In such turbulent circumstances, the United Nations and its member states have tended to focus public attention on the levels of funding which they need to assist the victims of recent emergencies. And it has been impressive to witness the increase in global humanitarian spending, much of it provided by industrialised states that are still struggling to emerge from the economic depression of the past five years.

But it has also become increasingly clear that humanitarian action alone cannot resolve the conflicts that force people to abandon their homes. Nor can it provide the victims of violence a safe sanctuary if states are unwilling to offer them asylum.

As well as focusing on the provision of humanitarian aid to those who are in desperate need of it, the international community should also be concentrating on the complete absence of accountability enjoyed by those individuals who have contributed to the tumultuous nature of the contemporary world.

“Political rather than humanitarian leaders must assume primary responsibility”

In several developing and middle-income countries, South Sudan being the most disturbing example, political and community leaders consistently put their personal and sectarian interests above those of the people who are suffering from the subsequent chaos around them.

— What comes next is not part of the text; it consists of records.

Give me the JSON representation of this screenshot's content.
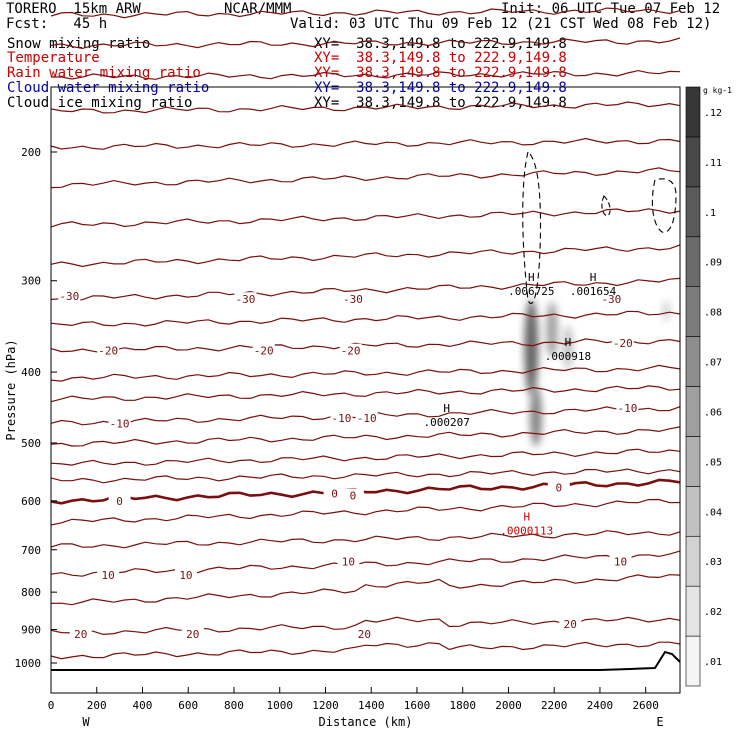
{
  "header": {
    "model": "TORERO  15km ARW",
    "forecast": "Fcst:   45 h",
    "center": "NCAR/MMM",
    "init": "Init: 06 UTC Tue 07 Feb 12",
    "valid": "Valid: 03 UTC Thu 09 Feb 12 (21 CST Wed 08 Feb 12)",
    "fields": [
      {
        "name": "Snow mixing ratio",
        "xy": "XY=  38.3,149.8 to 222.9,149.8",
        "color": "#000000"
      },
      {
        "name": "Temperature",
        "xy": "XY=  38.3,149.8 to 222.9,149.8",
        "color": "#cc0000"
      },
      {
        "name": "Rain water mixing ratio",
        "xy": "XY=  38.3,149.8 to 222.9,149.8",
        "color": "#cc0000"
      },
      {
        "name": "Cloud water mixing ratio",
        "xy": "XY=  38.3,149.8 to 222.9,149.8",
        "color": "#0000aa"
      },
      {
        "name": "Cloud ice mixing ratio",
        "xy": "XY=  38.3,149.8 to 222.9,149.8",
        "color": "#000000"
      }
    ]
  },
  "chart_data": {
    "type": "cross-section contour",
    "xlabel": "Distance (km)",
    "ylabel": "Pressure (hPa)",
    "x_ticks": [
      0,
      200,
      400,
      600,
      800,
      1000,
      1200,
      1400,
      1600,
      1800,
      2000,
      2200,
      2400,
      2600
    ],
    "y_ticks": [
      200,
      300,
      400,
      500,
      600,
      700,
      800,
      900,
      1000
    ],
    "xlim": [
      0,
      2750
    ],
    "ylim": [
      1050,
      100
    ],
    "y_scale": "log",
    "west_label": "W",
    "east_label": "E",
    "temperature_colors": {
      "line": "#7a0f0f",
      "freezing": "#7a0f0f"
    },
    "temperature_labels": [
      {
        "text": "-30",
        "x": 80,
        "p": 315
      },
      {
        "text": "-30",
        "x": 850,
        "p": 318
      },
      {
        "text": "-30",
        "x": 1320,
        "p": 318
      },
      {
        "text": "-30",
        "x": 2450,
        "p": 318
      },
      {
        "text": "-20",
        "x": 250,
        "p": 374
      },
      {
        "text": "-20",
        "x": 930,
        "p": 374
      },
      {
        "text": "-20",
        "x": 1310,
        "p": 374
      },
      {
        "text": "-20",
        "x": 2500,
        "p": 365
      },
      {
        "text": "-10",
        "x": 300,
        "p": 470
      },
      {
        "text": "-10",
        "x": 1270,
        "p": 462
      },
      {
        "text": "-10",
        "x": 1380,
        "p": 462
      },
      {
        "text": "-10",
        "x": 2520,
        "p": 448
      },
      {
        "text": "0",
        "x": 300,
        "p": 600
      },
      {
        "text": "0",
        "x": 1240,
        "p": 586
      },
      {
        "text": "0",
        "x": 1320,
        "p": 590
      },
      {
        "text": "0",
        "x": 2220,
        "p": 575
      },
      {
        "text": "10",
        "x": 250,
        "p": 758
      },
      {
        "text": "10",
        "x": 590,
        "p": 758
      },
      {
        "text": "10",
        "x": 1300,
        "p": 726
      },
      {
        "text": "10",
        "x": 2490,
        "p": 726
      },
      {
        "text": "20",
        "x": 130,
        "p": 913
      },
      {
        "text": "20",
        "x": 620,
        "p": 913
      },
      {
        "text": "20",
        "x": 1370,
        "p": 913
      },
      {
        "text": "20",
        "x": 2270,
        "p": 885
      }
    ],
    "extrema": [
      {
        "kind": "H",
        "value": ".006725",
        "x": 2100,
        "p": 308,
        "color": "#000000"
      },
      {
        "kind": "H",
        "value": ".001654",
        "x": 2370,
        "p": 308,
        "color": "#000000"
      },
      {
        "kind": "H",
        "value": ".000918",
        "x": 2260,
        "p": 378,
        "color": "#000000"
      },
      {
        "kind": "H",
        "value": ".000207",
        "x": 1730,
        "p": 465,
        "color": "#000000"
      },
      {
        "kind": "H",
        "value": ".0000113",
        "x": 2080,
        "p": 655,
        "color": "#cc0000"
      }
    ],
    "colorbar": {
      "unit": "g kg-1",
      "labels": [
        ".01",
        ".02",
        ".03",
        ".04",
        ".05",
        ".06",
        ".07",
        ".08",
        ".09",
        ".1",
        ".11",
        ".12"
      ],
      "levels": [
        0.01,
        0.02,
        0.03,
        0.04,
        0.05,
        0.06,
        0.07,
        0.08,
        0.09,
        0.1,
        0.11,
        0.12,
        0.13
      ]
    }
  }
}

Amongst the world’s more prosperous states, politicians engage in military interventions without giving adequate forethought to the longer term consequences of their actions. Would the atrocities now being committed by the so-called Islamic State be happening had it not been for the allied invasion of Iraq in 2003?

And across the globe, there are countries – and Australia is one of them – that purport to espouse the principles of international human rights and refugee protection, but which in practice seek to avoid the responsibilities that those principles entail. In the despicable and disingenuous words of former Immigration Minister Scott Morrison, the government’s crackdown on refugee rights is simply an attempt to “strip people-smugglers of a product to sell” and to “take the sugar off the table.”

There is much to be said for recent efforts to ensure that refugees and displaced people are able to benefit from minimum humanitarian standards with respect to the shelter, food, sanitation and other life-savings services which they receive after disaster strikes.

But in focusing on such standards, we should not forget that our ultimate goals must firstly be to prevent and resolve those situations in which people are forced to flee for their lives, and secondly to ensure that they are able to find a safe refuge. And in that respect, political rather than humanitarian leaders must assume primary responsibility.

In the recent words of UN High Commissioner for Refugees Antonio Guterres: “Some political leaders believe that they can trigger conflicts because then the humanitarians will come and clean up the mess. We are no longer able to clean up the mess, to pick up the pieces.”

Jeff Crisp is Senior Director for Policy and Advocacy at Refugees International. He is based in the UK.